Na hora da repescagem, o que eu recomendaria que possivelmente vocês deixaram passar? Aí vão os “álbuns do ano” (leia-se: aqueles que eu acho que foram possivelmente indevidamente esquecidos/ignorados).
Grupo A: recomendações fortes; tire um tempo e pare para ouvir.
- Boxers: demo pilé. Um som insistente e extravagante de fita k7 podre, em uma progressiva quase revelação de um texto, mas m clima de invocação demoníaca. A fita quer extrair do texto seus ritmos ruidosos e nisso insere mistério ao ambiente.
- Gustavo Torres & J.-P. Caron: ~Ø (não-vazio) m.p.s.s.t.n.g.g.c.o.p.p.g.. Processo de acumulação de ruídos de dois meios – vinil e k7, a princípio reproduzidos sem conteúdo gravado.
- Henrique Iwao: Coleções Digitais. Todos as amostras contendo um tipo de som na trajetória de um artista, costuradas detalhadamente, como todos os vocais do Michael Jackson na sua discografia de estúdio, que não são palavras nem vocalizes melódicos. (fui eu mesmo quem fez, mas isso não é desculpa para deixar de fora)
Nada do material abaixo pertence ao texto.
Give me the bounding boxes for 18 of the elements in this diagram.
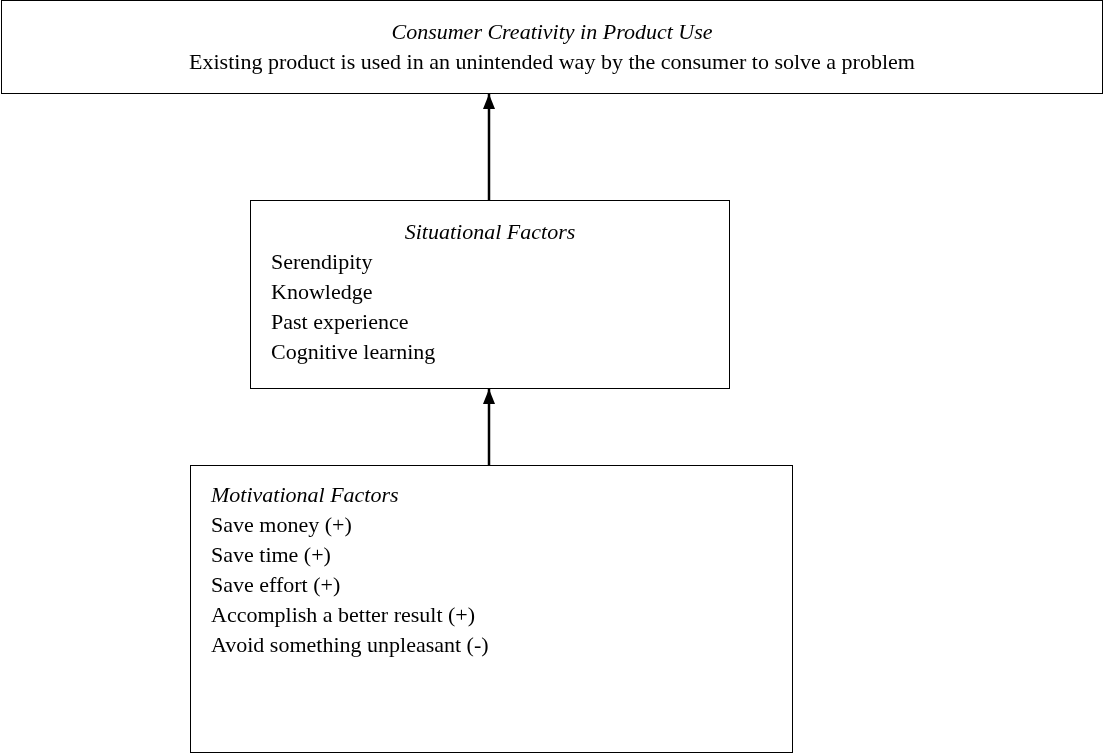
- list-item: Accomplish a better result (+): [211, 601, 477, 629]
- list-item: Cognitive learning: [271, 338, 437, 366]
- text-box: [250, 200, 730, 389]
- text-box: [190, 465, 793, 753]
- list-item: Avoid something unpleasant (-): [211, 631, 490, 659]
- description-text: Existing product is used in an unintended way by the consumer to solve a problem: [188, 48, 916, 76]
- arrow: [483, 389, 495, 465]
- list-item: Past experience: [271, 308, 410, 336]
- box-heading: Situational Factors: [403, 218, 577, 246]
- list-item: Knowledge: [271, 278, 374, 306]
- list-item: Serendipity: [271, 248, 374, 276]
- box-heading: Consumer Creativity in Product Use: [390, 18, 714, 46]
- list-item: Save money (+): [211, 511, 353, 539]
- arrow: [483, 94, 495, 200]
- box-heading: Motivational Factors: [211, 481, 400, 509]
- text-box: [1, 0, 1103, 94]
- list-item: Save effort (+): [211, 571, 342, 599]
- list-item: Save time (+): [211, 541, 332, 569]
- Jute Gyte: Oviri. Mistura entre black metal e música de concerto contemporânea, sem deixar de ser dinâmica, fluída e empolgante. O equilíbrio entre o rápido demais e o fraseado inteligível, formando camadas separadas na velocidade mas que se conectam no todo é notável.
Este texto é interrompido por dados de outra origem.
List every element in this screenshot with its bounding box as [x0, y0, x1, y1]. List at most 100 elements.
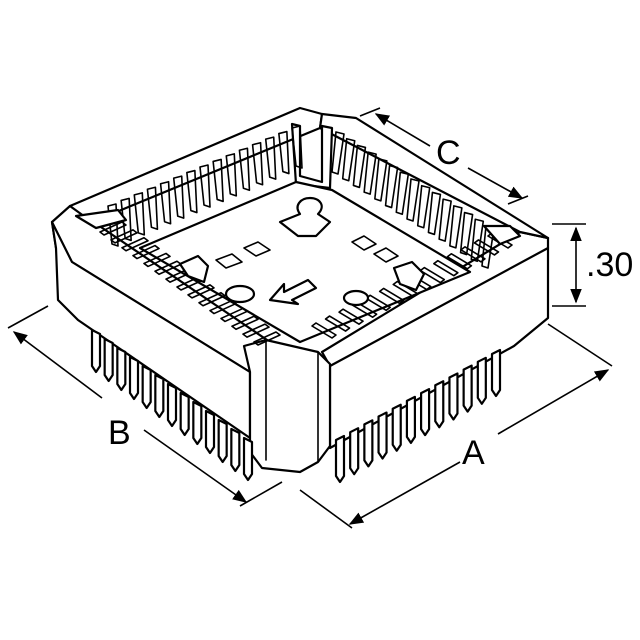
pin	[103, 337, 114, 383]
corner-tab-right	[482, 224, 522, 246]
pin	[179, 391, 190, 437]
contact-fin	[438, 198, 452, 242]
pin	[405, 395, 417, 445]
dim-a-label: A	[462, 434, 485, 472]
pin	[116, 346, 127, 392]
dim-b-label: B	[108, 414, 131, 452]
dimension-b: B	[7, 305, 283, 507]
socket-floor	[138, 180, 472, 344]
pin	[377, 411, 388, 460]
corner-tab-left	[74, 208, 128, 230]
contact-fin	[459, 211, 474, 256]
center-key-feature	[278, 196, 332, 238]
pins-right	[334, 348, 502, 484]
back-right-wall	[318, 112, 550, 240]
square-window-1	[215, 253, 243, 269]
contact-fin	[363, 151, 377, 195]
contact-slot	[231, 315, 259, 331]
contact-fin	[395, 171, 410, 216]
contact-fin	[133, 192, 146, 236]
contact-slot	[338, 308, 364, 325]
right-hole	[342, 289, 370, 307]
pin	[128, 355, 140, 401]
contact-fin	[199, 164, 211, 208]
square-window-3	[351, 235, 377, 251]
pin	[141, 364, 152, 410]
contact-slot	[209, 299, 237, 315]
contact-slot	[365, 294, 391, 312]
contact-fin	[374, 158, 388, 202]
pin	[334, 434, 346, 484]
socket-body	[50, 106, 550, 474]
pin	[448, 372, 459, 421]
contact-fin	[352, 144, 367, 189]
pin	[462, 364, 473, 413]
back-corner-block	[290, 122, 334, 190]
square-window-2	[243, 241, 271, 257]
contact-fin	[291, 125, 303, 169]
contact-slot	[242, 323, 270, 338]
pin	[230, 427, 241, 473]
contact-slot	[198, 291, 226, 307]
contact-fin	[470, 218, 485, 263]
contact-slot	[110, 229, 138, 244]
contact-slot	[132, 244, 160, 260]
contact-fin	[172, 175, 185, 219]
corner-latch-left	[178, 254, 210, 284]
contact-slot	[253, 331, 281, 346]
pin	[391, 403, 402, 452]
pin	[419, 387, 431, 437]
pin	[204, 409, 216, 455]
dimension-c: C	[359, 107, 529, 205]
contact-slot	[121, 236, 149, 252]
contact-fin	[384, 164, 399, 209]
slots-front-left	[99, 221, 281, 346]
pin	[166, 382, 178, 428]
pin	[349, 427, 360, 476]
pin	[363, 419, 374, 468]
square-window-4	[373, 247, 399, 263]
contact-fin	[146, 186, 159, 231]
contact-slot	[473, 239, 500, 256]
pin	[90, 328, 102, 374]
contact-fin	[238, 147, 251, 192]
contact-fin	[406, 178, 420, 222]
contact-slot	[220, 307, 248, 323]
contact-fin	[186, 169, 198, 214]
pin	[154, 373, 165, 419]
left-hole	[224, 284, 256, 304]
contact-fin	[427, 191, 442, 236]
contact-slot	[143, 252, 171, 268]
front-corner-post	[242, 338, 332, 474]
pins-left	[90, 328, 254, 482]
dimension-a: A	[299, 323, 613, 529]
dimension-height: .30	[552, 223, 633, 307]
contact-fin	[264, 136, 277, 180]
pin	[434, 380, 445, 429]
pin	[242, 436, 254, 482]
contact-fin	[341, 137, 356, 182]
corner-latch-right	[392, 260, 426, 292]
pin	[490, 348, 502, 398]
contact-slot	[433, 259, 459, 277]
contact-fin	[212, 158, 224, 203]
contact-slot	[446, 252, 473, 270]
contact-fin	[225, 153, 238, 197]
contact-fin	[278, 130, 290, 175]
contact-fin	[159, 180, 172, 225]
contact-slot	[460, 246, 486, 263]
contact-fin	[416, 184, 431, 229]
floor-features	[74, 196, 522, 307]
contacts-back-right	[331, 131, 495, 269]
pin	[476, 356, 487, 405]
contact-fin	[331, 131, 345, 175]
contact-slot	[378, 287, 405, 305]
dim-c-label: C	[436, 134, 461, 172]
contact-slot	[324, 315, 351, 332]
contact-fin	[251, 141, 264, 186]
orientation-arrow-icon	[268, 278, 318, 306]
contact-fin	[449, 205, 463, 249]
contact-slot	[392, 280, 419, 298]
contact-slot	[419, 266, 446, 284]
Grupo B: escute se a descrição te interessa ou se há tempo para.
- Gnod: Just Say No to the Psycho Right-Wing Capitalist Fascist Industrial Death Machine. Rock barulhento, com efeitos kraut e aqui e ali buscando a energia bruta que nasce do movimento interno à repetição insistente.
- Klein: Tommy (HDB112). Um álbum que substituiu, ao meu ver, aquilo que poderia ter sido, quiçá, oferecido por um Burial. Fantasmas no/do pop.
- Morgan Evans-Weiler: Unfinished Variations (for Jed Speare): violino solo, paciente e sensível, explorando certas notas e suas nuances.
- Richard Dawson: Peasant. Não achei tão incrível quanto o Nothing Important, mas ainda assim um belo álbum, de melodias boas de cantar e letras meio beats. Há uma tentativa de conjugar a guitarra de cordas muito soltas e que desafinam e a voz que estoura de propósito e grita de Dawson com grupos instrumentais tocando de forma convencional.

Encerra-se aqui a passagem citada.